The 83-year-old North Fork Town Hall played host to nearly 150 people who came out April 20 to hear and see the candidates running for Madera County District Attorney and Madera County Board of Supervisors District 5 seat.
Appearing at the head of the room at an extended table facing the crowd were all three district attorney hopefuls, including incumbent David Linn, current Senior Deputy District Attorney Paul Hornick, and Fresno County Assistant DA Sally Moreno.
Seated alongside them was Tom Wheeler, incumbent District 5 supervisor seeking his fourth consecutive term in office, and his challenger, political newcomer Marc Sobel.
The 90-minute event ran smoothly with minimal acrimony and exceptional moderation provided by Tom Burdette, voted “North Fork Citizen of the Year” in February for his efforts on behalf of numerous local service organizations.
Although questions from the audience were not allowed, a “Round Robin” format provided ample opportunity for all candidates to express their positions. Questions were rotated between participants in a sequence determined by prior drawing with two minute opening and closing statements. Each initial response was followed by brief rebuttals.
Combining direct answers with subsequent dialogue, these were some of the debate highlights:
Wheeler thanked all for their support through the years. He cited many examples of achievements in office ranging from significantly increased influence for our mountain communities in county government to specific advances on dozens of fronts. In his role as this year’s Chairman of the Board, Wheeler promised a continuation of maximum participation in community events combined with open transparency and exceptional service to all constituents.
Linn found himself constrained by guidance from the California Attorney General’s office restricting him from making any comments regarding his current investigation into wrongdoing by members of the board of supervisors, which led to the board’s censure of him.

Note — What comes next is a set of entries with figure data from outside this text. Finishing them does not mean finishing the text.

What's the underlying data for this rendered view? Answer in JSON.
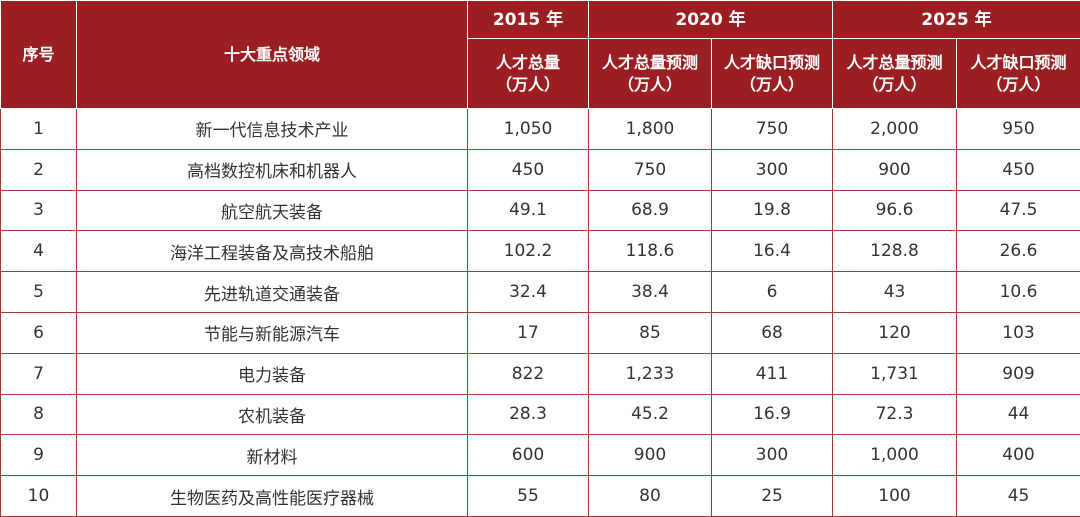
{
  "header": {
    "index_label": "序号",
    "field_label": "十大重点领域",
    "years": [
      "2015 年",
      "2020 年",
      "2025 年"
    ],
    "metrics": {
      "total": "人才总量",
      "total_forecast": "人才总量预测",
      "gap_forecast": "人才缺口预测",
      "unit": "（万人）"
    }
  },
  "rows": [
    {
      "no": "1",
      "field": "新一代信息技术产业",
      "v2015": "1,050",
      "t2020": "1,800",
      "g2020": "750",
      "t2025": "2,000",
      "g2025": "950"
    },
    {
      "no": "2",
      "field": "高档数控机床和机器人",
      "v2015": "450",
      "t2020": "750",
      "g2020": "300",
      "t2025": "900",
      "g2025": "450"
    },
    {
      "no": "3",
      "field": "航空航天装备",
      "v2015": "49.1",
      "t2020": "68.9",
      "g2020": "19.8",
      "t2025": "96.6",
      "g2025": "47.5"
    },
    {
      "no": "4",
      "field": "海洋工程装备及高技术船舶",
      "v2015": "102.2",
      "t2020": "118.6",
      "g2020": "16.4",
      "t2025": "128.8",
      "g2025": "26.6"
    },
    {
      "no": "5",
      "field": "先进轨道交通装备",
      "v2015": "32.4",
      "t2020": "38.4",
      "g2020": "6",
      "t2025": "43",
      "g2025": "10.6"
    },
    {
      "no": "6",
      "field": "节能与新能源汽车",
      "v2015": "17",
      "t2020": "85",
      "g2020": "68",
      "t2025": "120",
      "g2025": "103"
    },
    {
      "no": "7",
      "field": "电力装备",
      "v2015": "822",
      "t2020": "1,233",
      "g2020": "411",
      "t2025": "1,731",
      "g2025": "909"
    },
    {
      "no": "8",
      "field": "农机装备",
      "v2015": "28.3",
      "t2020": "45.2",
      "g2020": "16.9",
      "t2025": "72.3",
      "g2025": "44"
    },
    {
      "no": "9",
      "field": "新材料",
      "v2015": "600",
      "t2020": "900",
      "g2020": "300",
      "t2025": "1,000",
      "g2025": "400"
    },
    {
      "no": "10",
      "field": "生物医药及高性能医疗器械",
      "v2015": "55",
      "t2020": "80",
      "g2020": "25",
      "t2025": "100",
      "g2025": "45"
    }
  ],
  "colors": {
    "header_bg": "#9b1e22",
    "header_text": "#ffffff",
    "border": "#a03a3c",
    "body_text": "#333333"
  }
}
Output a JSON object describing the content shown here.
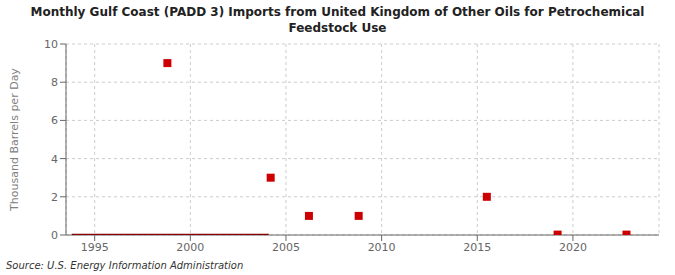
{
  "chart_data": {
    "type": "scatter",
    "title": "Monthly Gulf Coast (PADD 3) Imports from United Kingdom of Other Oils for Petrochemical\nFeedstock Use",
    "y_label": "Thousand Barrels per Day",
    "annotation": "Source: U.S. Energy Information Administration",
    "xlim": [
      1993.5,
      2024.5
    ],
    "ylim": [
      0,
      10
    ],
    "xticks": [
      1995,
      2000,
      2005,
      2010,
      2015,
      2020
    ],
    "yticks": [
      0,
      2,
      4,
      6,
      8,
      10
    ],
    "grid": true,
    "series": [
      {
        "type": "line",
        "color": "#8b0000",
        "x": [
          1993.8,
          2004.1
        ],
        "values": [
          0,
          0
        ]
      },
      {
        "type": "scatter",
        "color": "#cc0000",
        "marker": "square",
        "x": [
          1998.8,
          2004.2,
          2006.2,
          2008.8,
          2015.5,
          2019.2,
          2022.8
        ],
        "values": [
          9.0,
          3.0,
          1.0,
          1.0,
          2.0,
          0.02,
          0.02
        ]
      }
    ]
  }
}
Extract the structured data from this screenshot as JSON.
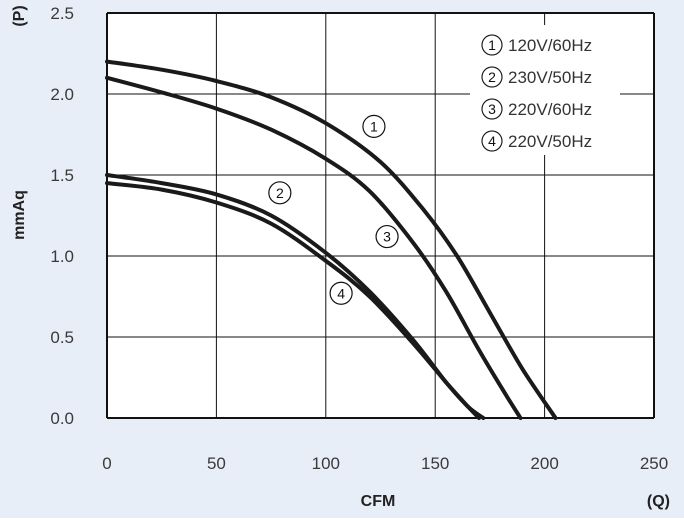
{
  "colors": {
    "panel_background": "#e8eef8",
    "plot_background": "#ffffff",
    "grid": "#111111",
    "curve": "#1a1a1a"
  },
  "chart_data": {
    "type": "line",
    "xlabel": "CFM",
    "xlabel_unit": "(Q)",
    "ylabel": "mmAq",
    "ylabel_unit": "(P)",
    "xlim": [
      0,
      250
    ],
    "ylim": [
      0,
      2.5
    ],
    "xticks": [
      "0",
      "50",
      "100",
      "150",
      "200",
      "250"
    ],
    "yticks": [
      "0.0",
      "0.5",
      "1.0",
      "1.5",
      "2.0",
      "2.5"
    ],
    "grid": true,
    "legend_position": "top-right",
    "series": [
      {
        "name": "120V/60Hz",
        "marker": "1",
        "x": [
          0,
          25,
          50,
          75,
          100,
          125,
          145,
          160,
          175,
          190,
          205
        ],
        "y": [
          2.2,
          2.15,
          2.08,
          1.98,
          1.82,
          1.58,
          1.28,
          1.0,
          0.65,
          0.3,
          0.0
        ],
        "label_at": [
          122,
          1.8
        ]
      },
      {
        "name": "230V/50Hz",
        "marker": "2",
        "x": [
          0,
          25,
          50,
          75,
          100,
          120,
          140,
          155,
          165,
          172
        ],
        "y": [
          1.5,
          1.45,
          1.38,
          1.25,
          1.02,
          0.78,
          0.48,
          0.22,
          0.07,
          0.0
        ],
        "label_at": [
          79,
          1.39
        ]
      },
      {
        "name": "220V/60Hz",
        "marker": "3",
        "x": [
          0,
          25,
          50,
          75,
          100,
          120,
          140,
          155,
          170,
          182,
          189
        ],
        "y": [
          2.1,
          2.01,
          1.91,
          1.78,
          1.6,
          1.4,
          1.08,
          0.78,
          0.42,
          0.15,
          0.0
        ],
        "label_at": [
          128,
          1.12
        ]
      },
      {
        "name": "220V/50Hz",
        "marker": "4",
        "x": [
          0,
          25,
          50,
          75,
          100,
          120,
          140,
          155,
          165,
          170
        ],
        "y": [
          1.45,
          1.41,
          1.33,
          1.2,
          0.97,
          0.75,
          0.46,
          0.22,
          0.07,
          0.0
        ],
        "label_at": [
          107,
          0.77
        ]
      }
    ]
  }
}
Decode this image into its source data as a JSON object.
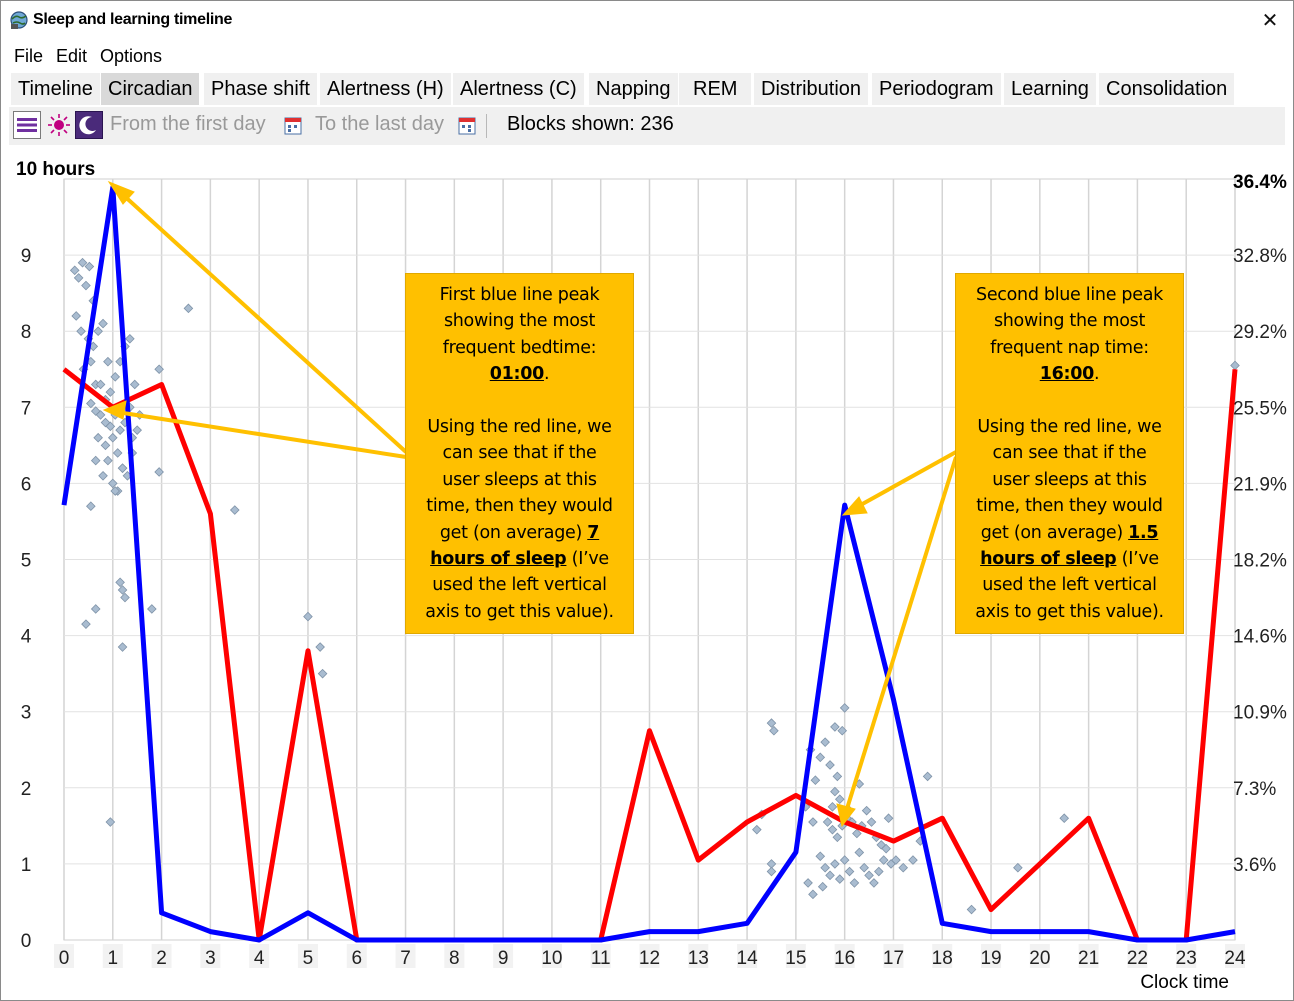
{
  "window": {
    "title": "Sleep and learning timeline"
  },
  "menu": [
    "File",
    "Edit",
    "Options"
  ],
  "tabs": [
    {
      "label": "Timeline",
      "active": false
    },
    {
      "label": "Circadian",
      "active": true
    },
    {
      "label": "Phase shift",
      "active": false
    },
    {
      "label": "Alertness (H)",
      "active": false
    },
    {
      "label": "Alertness (C)",
      "active": false
    },
    {
      "label": "Napping",
      "active": false
    },
    {
      "label": "REM",
      "active": false
    },
    {
      "label": "Distribution",
      "active": false
    },
    {
      "label": "Periodogram",
      "active": false
    },
    {
      "label": "Learning",
      "active": false
    },
    {
      "label": "Consolidation",
      "active": false
    }
  ],
  "toolbar": {
    "from_label": "From the first day",
    "to_label": "To the last day",
    "blocks_label": "Blocks shown: 236"
  },
  "colors": {
    "blue_line": "#0000ff",
    "red_line": "#ff0000",
    "points": "#a9bcd0",
    "annotation": "#ffc000",
    "arrow": "#ffc000"
  },
  "annotations": {
    "left": {
      "line1": "First blue line peak",
      "line2": "showing the most",
      "line3": "frequent bedtime:",
      "time": "01:00",
      "line5": "Using the red line, we",
      "line6": "can see that if the",
      "line7": "user sleeps at this",
      "line8": "time, then they would",
      "line9_pre": "get (on average) ",
      "hours_num": "7",
      "hours_text": "hours of sleep",
      "line10_post": " (I’ve",
      "line11": "used the left vertical",
      "line12": "axis to get this value)."
    },
    "right": {
      "line1": "Second blue line peak",
      "line2": "showing the most",
      "line3": "frequent nap time:",
      "time": "16:00",
      "line5": "Using the red line, we",
      "line6": "can see that if the",
      "line7": "user sleeps at this",
      "line8": "time, then they would",
      "line9_pre": "get (on average) ",
      "hours_num": "1.5",
      "hours_text": "hours of sleep",
      "line10_post": " (I’ve",
      "line11": "used the left vertical",
      "line12": "axis to get this value)."
    }
  },
  "chart_data": {
    "type": "line",
    "xlabel": "Clock time",
    "x": [
      0,
      1,
      2,
      3,
      4,
      5,
      6,
      7,
      8,
      9,
      10,
      11,
      12,
      13,
      14,
      15,
      16,
      17,
      18,
      19,
      20,
      21,
      22,
      23,
      24
    ],
    "xlim": [
      0,
      24
    ],
    "ylim": [
      0,
      10
    ],
    "y_ticks": [
      "0",
      "1",
      "2",
      "3",
      "4",
      "5",
      "6",
      "7",
      "8",
      "9"
    ],
    "y_top_label": "10 hours",
    "y2_ticks": [
      "3.6%",
      "7.3%",
      "10.9%",
      "14.6%",
      "18.2%",
      "21.9%",
      "25.5%",
      "29.2%",
      "32.8%"
    ],
    "y2_top_label": "36.4%",
    "y2_max": 36.4,
    "grid": true,
    "series": [
      {
        "color": "blue",
        "axis": "right",
        "values": [
          20.8,
          36.0,
          1.3,
          0.4,
          0.0,
          1.3,
          0.0,
          0.0,
          0.0,
          0.0,
          0.0,
          0.0,
          0.4,
          0.4,
          0.8,
          4.2,
          20.8,
          11.5,
          0.8,
          0.4,
          0.4,
          0.4,
          0.0,
          0.0,
          0.4
        ]
      },
      {
        "color": "red",
        "axis": "left",
        "values": [
          7.5,
          7.0,
          7.3,
          5.6,
          0.0,
          3.8,
          0.0,
          null,
          null,
          null,
          null,
          0.0,
          2.75,
          1.05,
          1.55,
          1.9,
          1.55,
          1.3,
          1.6,
          0.4,
          1.0,
          1.6,
          0.0,
          0.0,
          7.5
        ]
      }
    ],
    "scatter_points": [
      [
        0.22,
        8.8
      ],
      [
        0.3,
        8.7
      ],
      [
        0.38,
        8.9
      ],
      [
        0.45,
        8.6
      ],
      [
        0.52,
        8.85
      ],
      [
        0.6,
        8.4
      ],
      [
        0.25,
        8.2
      ],
      [
        0.35,
        8.0
      ],
      [
        0.5,
        7.9
      ],
      [
        0.6,
        7.8
      ],
      [
        0.7,
        8.0
      ],
      [
        0.8,
        8.1
      ],
      [
        0.9,
        7.6
      ],
      [
        0.4,
        7.5
      ],
      [
        0.55,
        7.6
      ],
      [
        0.65,
        7.3
      ],
      [
        0.75,
        7.3
      ],
      [
        0.85,
        7.1
      ],
      [
        0.95,
        7.2
      ],
      [
        1.05,
        7.4
      ],
      [
        1.15,
        7.6
      ],
      [
        1.25,
        7.8
      ],
      [
        1.35,
        7.9
      ],
      [
        1.45,
        7.3
      ],
      [
        0.55,
        7.05
      ],
      [
        0.65,
        6.95
      ],
      [
        0.75,
        6.9
      ],
      [
        0.85,
        6.8
      ],
      [
        0.95,
        6.75
      ],
      [
        1.05,
        6.9
      ],
      [
        1.15,
        6.7
      ],
      [
        1.25,
        6.8
      ],
      [
        1.35,
        7.0
      ],
      [
        0.7,
        6.6
      ],
      [
        0.85,
        6.5
      ],
      [
        1.0,
        6.6
      ],
      [
        1.1,
        6.4
      ],
      [
        1.2,
        6.2
      ],
      [
        1.3,
        6.1
      ],
      [
        1.4,
        6.4
      ],
      [
        0.65,
        6.3
      ],
      [
        0.8,
        6.1
      ],
      [
        0.9,
        6.3
      ],
      [
        1.0,
        6.0
      ],
      [
        1.1,
        5.9
      ],
      [
        1.2,
        6.2
      ],
      [
        1.4,
        6.6
      ],
      [
        1.5,
        6.7
      ],
      [
        0.55,
        5.7
      ],
      [
        1.05,
        5.9
      ],
      [
        1.15,
        4.7
      ],
      [
        1.2,
        4.6
      ],
      [
        1.25,
        4.5
      ],
      [
        0.65,
        4.35
      ],
      [
        0.45,
        4.15
      ],
      [
        1.2,
        3.85
      ],
      [
        1.95,
        6.15
      ],
      [
        1.95,
        7.5
      ],
      [
        1.55,
        6.9
      ],
      [
        2.55,
        8.3
      ],
      [
        1.8,
        4.35
      ],
      [
        0.95,
        1.55
      ],
      [
        3.5,
        5.65
      ],
      [
        5.0,
        4.25
      ],
      [
        5.25,
        3.85
      ],
      [
        5.3,
        3.5
      ],
      [
        14.5,
        2.85
      ],
      [
        14.55,
        2.75
      ],
      [
        14.3,
        1.65
      ],
      [
        14.2,
        1.45
      ],
      [
        14.5,
        1.0
      ],
      [
        14.5,
        0.9
      ],
      [
        15.3,
        2.5
      ],
      [
        15.4,
        2.1
      ],
      [
        15.5,
        2.4
      ],
      [
        15.6,
        2.6
      ],
      [
        15.7,
        2.3
      ],
      [
        15.75,
        1.75
      ],
      [
        15.8,
        1.95
      ],
      [
        15.85,
        2.15
      ],
      [
        15.9,
        1.85
      ],
      [
        15.95,
        2.75
      ],
      [
        16.0,
        3.05
      ],
      [
        16.1,
        1.7
      ],
      [
        15.65,
        1.55
      ],
      [
        15.75,
        1.45
      ],
      [
        15.85,
        1.35
      ],
      [
        15.95,
        1.5
      ],
      [
        16.05,
        1.6
      ],
      [
        16.15,
        1.55
      ],
      [
        16.25,
        1.4
      ],
      [
        16.35,
        1.5
      ],
      [
        16.45,
        1.7
      ],
      [
        16.55,
        1.55
      ],
      [
        16.65,
        1.35
      ],
      [
        16.75,
        1.25
      ],
      [
        16.85,
        1.2
      ],
      [
        16.95,
        1.0
      ],
      [
        17.05,
        1.05
      ],
      [
        17.2,
        0.95
      ],
      [
        17.4,
        1.05
      ],
      [
        15.5,
        1.1
      ],
      [
        15.6,
        0.95
      ],
      [
        15.7,
        0.85
      ],
      [
        15.8,
        1.0
      ],
      [
        15.9,
        0.8
      ],
      [
        16.0,
        1.05
      ],
      [
        16.1,
        0.9
      ],
      [
        16.2,
        0.75
      ],
      [
        16.3,
        1.15
      ],
      [
        16.4,
        0.95
      ],
      [
        16.5,
        0.85
      ],
      [
        16.6,
        0.75
      ],
      [
        16.7,
        0.9
      ],
      [
        16.8,
        1.05
      ],
      [
        15.55,
        0.7
      ],
      [
        15.35,
        0.6
      ],
      [
        15.25,
        0.75
      ],
      [
        15.8,
        2.8
      ],
      [
        15.2,
        1.75
      ],
      [
        15.35,
        1.55
      ],
      [
        16.3,
        2.05
      ],
      [
        16.9,
        1.6
      ],
      [
        17.7,
        2.15
      ],
      [
        17.55,
        1.3
      ],
      [
        18.6,
        0.4
      ],
      [
        19.55,
        0.95
      ],
      [
        20.5,
        1.6
      ],
      [
        24.0,
        7.55
      ]
    ]
  }
}
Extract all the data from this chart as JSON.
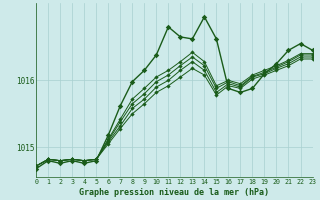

He offered thanks for the privilege of serving his first term and hoped he could “finish the job.” Linn mentioned his efforts on behalf of driver safety, his establishment of a mountain DA office in Oakhurst, his vigorous prosecution of drunk drivers with “no deals offered” and preparation for marijuana detection in the wake of California’s new relaxed provisions.
Linn said that Moreno did not “charge arsonists properly” in the Yosemite Lakes Park fires while she worked in the Madera office and that Hornick has greatly limited experience - assertions both denied.
Hornick declared that the office of District Attorney is “broken,” and that he looks forward to providing new leadership to a team of dedicated young attorneys. He alleged that the office had lost a substantial grant to cover a special DUI prosecutor due to Linn’s negligence, a loss Linn said had basically “cycled out.”
Hornick attacked Moreno for having “abandoned ship” in leaving Madera for Fresno County following Linn’s 2014 election, a decision for which Moreno firmly retorted she had no choice.
Hornick also launched the sharpest attack of the night against Linn, proclaiming, “David Linn wants your vote and your money,” referencing Linn’s recent $15 million claim against the county, which was denied. “I just want your vote.”
Moreno presented impressive credentials and stressed that she had earned more experience as a dedicated prosecutor than either of her opponents. A former army veteran and police officer born and raised in the Central Valley, Moreno started her career as a prosecutor in Merced 22 years ago, taking time off for motherhood with children now 19,17, 12 and 10.
It was during this hiatus that she “didn’t pay her California Bar dues” and “fell behind required continuing education” as mentioned by her opponents. She emphasized that a memo issued by Linn ostracizing her created isolation from the staff and removed meaningful responsibilities, precipitating her move to the Fresno DA’s office.
Among Moreno’s endorsements are the Madera County Deputy Sheriff’s Association, Madera County Probation Officer’s Association, the Peace Officer’s Research Association of California, retired Sheriff John Anderson and Gary Gilbert, retired Madera County District 5 supervisor.
With regards to the District 5 race, challenger Sobel believed it is time for a change. He promised to echo Tom Wheeler’s established involvement with area organizations, stressing public safety as a major priority with special accent on the Fire Department, which Sobel considers woefully unmanned.
He called for a $5 million increase in fire funding per year for the next three years, to be obtained from corresponding decreases in various budget allocations already scheduled over the next few years. He wants to see improved response time by emergency medical responders and reset county priorities to place public safety first.
Sobel also voiced strong opposition to recreational marijuana usage in the county as a matter of common sense.
Wheeler rattled off a number of accomplishments in the county he has been a part of including the construction of 370 miles of fuel breaks to protect mountain communities, two new fires stations (Oakhurst and North Fork), purchased three new fire engines, three new water tenders and two new ladder trucks to be in service by this summer, gave paid Cal Fire firefighters their fist raise ever, funded all the sheriff’s office allotted positions, started a Sheriff’s Cadet program, and recently finished a new morgue.
The DA candidates will meet again at 6:30 p.m., April 26, at the Yosemite High School Theater.
The two DA candidates who receive the most votes will advance to the Nov. 6 General Election.
Since there are just two candidates, the District 5 supervisor seat will be decided in June.